Muir's preservationist ideas blended well with the New England Transcendentalism of Henry David Tho-reau and Ralph Waldo Emerson, who saw human interactions with nature as a transformative experience that left people richer spiritually. Muir's activist emphasis on preserving the wilderness continues to create lively tension among environmentalists, eco-philosophers, social scientists, politicians, and business leaders. The preservationist stand is seen as opposing growth. The notion that the land has value in and of itself challenges the mainstream conservationist position of management for efficient human use.

Nature, in the mainstream view, has economic value related to its most productive use; it is not to be left on its own. Yet, the preservationist view can complement the utilitarian view. The burden for preservationists has been to prove the value of pristine land, and the needs to conserve it. Arguments for preservation of natural areas often rely on emotion and aesthetic values, although economic models developed in recent years now account for values such as carbon sequestration, watersheds, and recreation.

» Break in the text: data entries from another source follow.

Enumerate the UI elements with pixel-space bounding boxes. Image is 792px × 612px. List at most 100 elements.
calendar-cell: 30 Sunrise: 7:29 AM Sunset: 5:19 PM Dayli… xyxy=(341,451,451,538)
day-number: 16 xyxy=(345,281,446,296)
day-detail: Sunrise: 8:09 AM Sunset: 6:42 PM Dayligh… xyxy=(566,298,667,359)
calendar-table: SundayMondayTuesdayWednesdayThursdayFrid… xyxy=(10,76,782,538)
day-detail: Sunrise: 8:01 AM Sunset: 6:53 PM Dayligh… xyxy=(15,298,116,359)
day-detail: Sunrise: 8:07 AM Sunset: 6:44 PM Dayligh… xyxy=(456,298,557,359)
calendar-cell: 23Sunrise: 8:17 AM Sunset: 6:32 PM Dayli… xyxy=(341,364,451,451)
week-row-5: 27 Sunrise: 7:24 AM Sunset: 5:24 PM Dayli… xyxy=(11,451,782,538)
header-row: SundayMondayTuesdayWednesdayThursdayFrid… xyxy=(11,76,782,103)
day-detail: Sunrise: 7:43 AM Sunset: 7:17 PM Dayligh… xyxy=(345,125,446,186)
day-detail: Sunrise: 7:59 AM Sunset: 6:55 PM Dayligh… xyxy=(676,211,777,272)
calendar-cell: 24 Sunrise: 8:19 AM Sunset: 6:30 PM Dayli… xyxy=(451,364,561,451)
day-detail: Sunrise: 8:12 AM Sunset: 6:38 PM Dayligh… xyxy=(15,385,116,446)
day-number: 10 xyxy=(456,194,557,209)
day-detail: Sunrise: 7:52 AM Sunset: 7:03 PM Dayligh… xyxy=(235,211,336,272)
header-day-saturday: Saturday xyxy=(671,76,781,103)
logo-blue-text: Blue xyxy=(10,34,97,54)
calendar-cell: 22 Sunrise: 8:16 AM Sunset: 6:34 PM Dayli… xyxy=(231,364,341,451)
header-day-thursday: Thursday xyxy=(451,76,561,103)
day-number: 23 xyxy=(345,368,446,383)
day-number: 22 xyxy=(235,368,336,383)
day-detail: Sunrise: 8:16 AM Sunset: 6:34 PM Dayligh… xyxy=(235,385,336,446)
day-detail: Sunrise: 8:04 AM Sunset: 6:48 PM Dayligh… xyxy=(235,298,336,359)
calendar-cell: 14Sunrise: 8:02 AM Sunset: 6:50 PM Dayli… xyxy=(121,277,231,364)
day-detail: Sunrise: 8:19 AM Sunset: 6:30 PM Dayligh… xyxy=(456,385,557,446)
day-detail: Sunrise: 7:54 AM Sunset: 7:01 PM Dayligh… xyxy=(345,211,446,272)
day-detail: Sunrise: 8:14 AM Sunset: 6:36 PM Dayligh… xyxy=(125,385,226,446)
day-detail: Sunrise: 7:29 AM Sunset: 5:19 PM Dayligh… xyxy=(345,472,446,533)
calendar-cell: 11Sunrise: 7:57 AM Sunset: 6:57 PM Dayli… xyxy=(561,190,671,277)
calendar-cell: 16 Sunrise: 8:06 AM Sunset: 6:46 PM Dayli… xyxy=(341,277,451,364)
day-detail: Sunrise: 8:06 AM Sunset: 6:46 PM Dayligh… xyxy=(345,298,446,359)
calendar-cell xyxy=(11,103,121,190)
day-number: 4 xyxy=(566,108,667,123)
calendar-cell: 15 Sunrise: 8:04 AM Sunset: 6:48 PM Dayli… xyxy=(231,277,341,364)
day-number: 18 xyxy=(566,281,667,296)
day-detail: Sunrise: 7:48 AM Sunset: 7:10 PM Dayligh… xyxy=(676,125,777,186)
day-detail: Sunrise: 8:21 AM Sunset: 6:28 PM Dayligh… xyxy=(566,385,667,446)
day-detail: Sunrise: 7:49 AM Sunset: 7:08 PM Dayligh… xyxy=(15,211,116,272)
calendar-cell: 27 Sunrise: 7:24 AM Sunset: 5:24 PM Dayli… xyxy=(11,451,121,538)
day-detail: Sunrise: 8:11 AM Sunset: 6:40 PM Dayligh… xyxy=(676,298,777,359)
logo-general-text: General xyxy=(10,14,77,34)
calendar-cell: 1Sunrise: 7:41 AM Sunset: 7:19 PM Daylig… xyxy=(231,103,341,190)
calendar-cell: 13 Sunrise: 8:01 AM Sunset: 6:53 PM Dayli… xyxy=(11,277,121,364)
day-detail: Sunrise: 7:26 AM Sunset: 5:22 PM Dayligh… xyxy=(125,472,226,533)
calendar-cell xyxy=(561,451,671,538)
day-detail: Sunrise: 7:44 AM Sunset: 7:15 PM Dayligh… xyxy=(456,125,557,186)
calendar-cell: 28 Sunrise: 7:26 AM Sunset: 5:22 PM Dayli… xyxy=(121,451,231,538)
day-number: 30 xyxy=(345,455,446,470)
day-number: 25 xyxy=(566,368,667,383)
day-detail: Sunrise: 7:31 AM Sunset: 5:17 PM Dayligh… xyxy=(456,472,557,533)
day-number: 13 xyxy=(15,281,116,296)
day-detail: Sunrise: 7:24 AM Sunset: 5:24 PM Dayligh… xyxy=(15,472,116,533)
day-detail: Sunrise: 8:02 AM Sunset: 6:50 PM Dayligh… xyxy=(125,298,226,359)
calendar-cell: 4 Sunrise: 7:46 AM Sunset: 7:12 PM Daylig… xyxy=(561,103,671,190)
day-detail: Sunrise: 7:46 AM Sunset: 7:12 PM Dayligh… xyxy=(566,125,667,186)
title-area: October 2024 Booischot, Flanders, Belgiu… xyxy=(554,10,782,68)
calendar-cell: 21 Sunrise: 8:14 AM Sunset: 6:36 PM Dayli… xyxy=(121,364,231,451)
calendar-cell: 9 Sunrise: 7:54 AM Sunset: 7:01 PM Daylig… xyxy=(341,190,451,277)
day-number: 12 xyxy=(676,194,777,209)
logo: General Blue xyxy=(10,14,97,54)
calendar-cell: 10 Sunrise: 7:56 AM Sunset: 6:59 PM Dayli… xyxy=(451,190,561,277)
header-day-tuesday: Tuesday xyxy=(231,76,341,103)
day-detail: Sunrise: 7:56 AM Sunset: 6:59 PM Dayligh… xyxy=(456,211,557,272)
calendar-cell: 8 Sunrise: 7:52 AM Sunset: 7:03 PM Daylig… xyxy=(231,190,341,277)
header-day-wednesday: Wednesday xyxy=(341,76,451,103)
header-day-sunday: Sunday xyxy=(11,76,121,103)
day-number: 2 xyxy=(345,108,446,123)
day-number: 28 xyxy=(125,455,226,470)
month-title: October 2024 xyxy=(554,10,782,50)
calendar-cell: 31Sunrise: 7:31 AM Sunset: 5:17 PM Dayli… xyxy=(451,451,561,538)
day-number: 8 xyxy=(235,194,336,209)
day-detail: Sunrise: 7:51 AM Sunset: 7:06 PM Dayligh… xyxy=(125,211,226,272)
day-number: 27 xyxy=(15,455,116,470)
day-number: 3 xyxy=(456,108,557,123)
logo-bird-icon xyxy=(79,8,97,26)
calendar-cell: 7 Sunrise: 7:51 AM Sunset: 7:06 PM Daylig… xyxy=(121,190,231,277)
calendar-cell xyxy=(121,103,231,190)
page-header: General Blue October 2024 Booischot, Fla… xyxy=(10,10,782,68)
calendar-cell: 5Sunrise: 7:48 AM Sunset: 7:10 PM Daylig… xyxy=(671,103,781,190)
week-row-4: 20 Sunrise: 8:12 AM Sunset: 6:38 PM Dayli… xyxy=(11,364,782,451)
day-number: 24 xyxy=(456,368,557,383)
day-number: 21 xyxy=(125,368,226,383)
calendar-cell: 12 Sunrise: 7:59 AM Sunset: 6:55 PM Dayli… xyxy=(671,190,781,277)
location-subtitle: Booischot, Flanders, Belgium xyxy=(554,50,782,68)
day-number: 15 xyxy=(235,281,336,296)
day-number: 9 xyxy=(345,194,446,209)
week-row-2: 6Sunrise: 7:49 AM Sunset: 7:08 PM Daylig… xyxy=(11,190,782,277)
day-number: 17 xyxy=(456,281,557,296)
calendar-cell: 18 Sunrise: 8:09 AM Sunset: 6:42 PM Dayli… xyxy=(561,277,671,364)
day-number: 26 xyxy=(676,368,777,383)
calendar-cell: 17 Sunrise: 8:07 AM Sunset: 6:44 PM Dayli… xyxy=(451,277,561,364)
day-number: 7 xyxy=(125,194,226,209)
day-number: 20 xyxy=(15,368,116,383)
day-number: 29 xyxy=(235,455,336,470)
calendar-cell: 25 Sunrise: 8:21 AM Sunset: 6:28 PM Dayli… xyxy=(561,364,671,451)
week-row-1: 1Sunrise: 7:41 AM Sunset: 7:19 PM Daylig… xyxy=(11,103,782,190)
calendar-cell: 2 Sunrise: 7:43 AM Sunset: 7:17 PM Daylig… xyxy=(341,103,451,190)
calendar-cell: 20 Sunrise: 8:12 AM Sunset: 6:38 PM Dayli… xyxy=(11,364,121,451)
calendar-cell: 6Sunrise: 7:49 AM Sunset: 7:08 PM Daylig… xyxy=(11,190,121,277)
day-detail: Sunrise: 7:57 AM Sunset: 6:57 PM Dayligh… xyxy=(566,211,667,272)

Given the environmental context of raiding natural resources during the Gilded Age of the late 1800s, Pinchot's conservation stand offered a compromise to balance the rapidly-growing economy with preservation for future generations. Scientific forest management allows for using forests and their products while conserving the country's forest base. Pinchot, a trained forester, understood the biological constraints on forest production and the possibility for conserving, or renewing, that resource by calculating the maximum sustainable yield. In this view, forests are an economic resource. Conservation assures an adequate supply of wood and wood products for production to keep the economy moving.

Despite these economic arguments, conservation faced considerable resistance. The idea was new to the United States, and not yet recognized as a way to increase corporate efficiency and profits. Proponents of laissez-faire capitalism argued that conservation represented undue government interference in business, which would stop profitable logging and damage overall economic growth. Pinchot believed government could, and should, play a role in managing natural resources for the good of all people, and to keep the economy moving. Muir, who also believed the government had a role in preserving pristine areas for the future, stretched the boundaries of thinking about conservation to include aesthetics and human needs; this approach would later be extended to include the economic value of preserved land for its role in cleaning the environment and for recreation.